Didn't work for me. What happened was:
'Column fodder' - Companies wanting quotes but already decided on their chosen supplier and often quite unethical
Cost driven - never a happy place to play in
No issue with the service provider - worked hard and professional but they all confuse ranking in Google with sales. For some businesses this is the case but not for mine - corporate video production.
A business needs to assess its fundamentals. I always have a personal relationship with my buyers and this means impersonal IT searches are not the best way to start that relationship. For other businesses eg Winnings with white goods the Google ranking is critical to their competitive position.

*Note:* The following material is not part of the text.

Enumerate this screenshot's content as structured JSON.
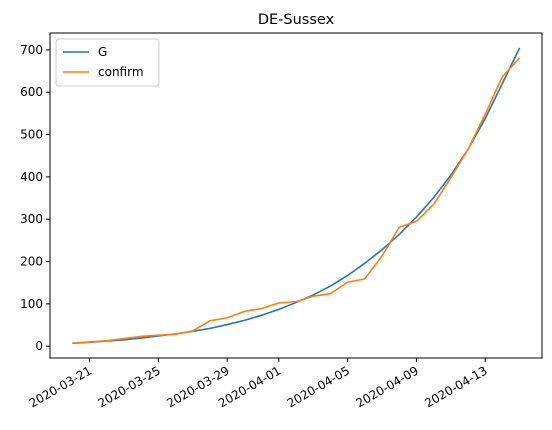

The internet is not the answer to all questions.
Jayson Rodda ,
Head of Digital Marketing at Find Your Ideal Customers
Based on my experience across some 500-1000 adwords accounts in many industries, I would suggest that at least 75% of the adwords accounts I've seen (either self managed or with other adwords agencies) don't make money. Most common reasons would include: Not having basic tracking in place, Business owners that say - I just need to be in the top of Google, Delegating the task to the office junior to look after the adwords account Poor quality online marketing companies - that lack expertise to fully understand & service your business What sort of returns would an advertiser expect to get if they recorded video via an iphone and put together a TV commercial in their spare time, then posted it in prime time TV advertising slots. They would be disappointed no doubt, as well. Google adwords is the only method on Google, that provides advertisers the ability to target exact search terms, with specific ad copy and direct users to nominated pages. Even better, you decide what you are willing to pay to be on the front page of google in 1 minute. Those that understand it should make money in majority of industries. Particularly if you are not paying a management fee, that does change the landscape sometimes with smaller advertisers & in some niche markets. Areas to avoid for Google adwords: ecommerce - low margin products, poor quality adwords management companies & high CPC markets with low margins. To answer your second question: It does not matter if buyers click on adwords or organic. It matters that you can effectively measure that all of your marketing activities are delivering positive ROI. Whilst I've seen instances when ranking #1 in organic and #1 in adwords you can gain as much as 60% of the market. This would (for sure) attract most buyers. CTR's would suggest that top organic rankings still outperform top adwords rankings. But given all the panda & penguin updates, businesses have lack of certainty have with shrinking organic rankings (above the fold). This will continue as the days that SEO dominated google search volume will become a distant memory. Google will continues to push towards a paid model, to keep their share holders happy. If an adwords account is complimented with web experience designed to maximise prospect engagement you should be attracting potential buyers profitably. This ideally should be well above organic traffic conversion rates.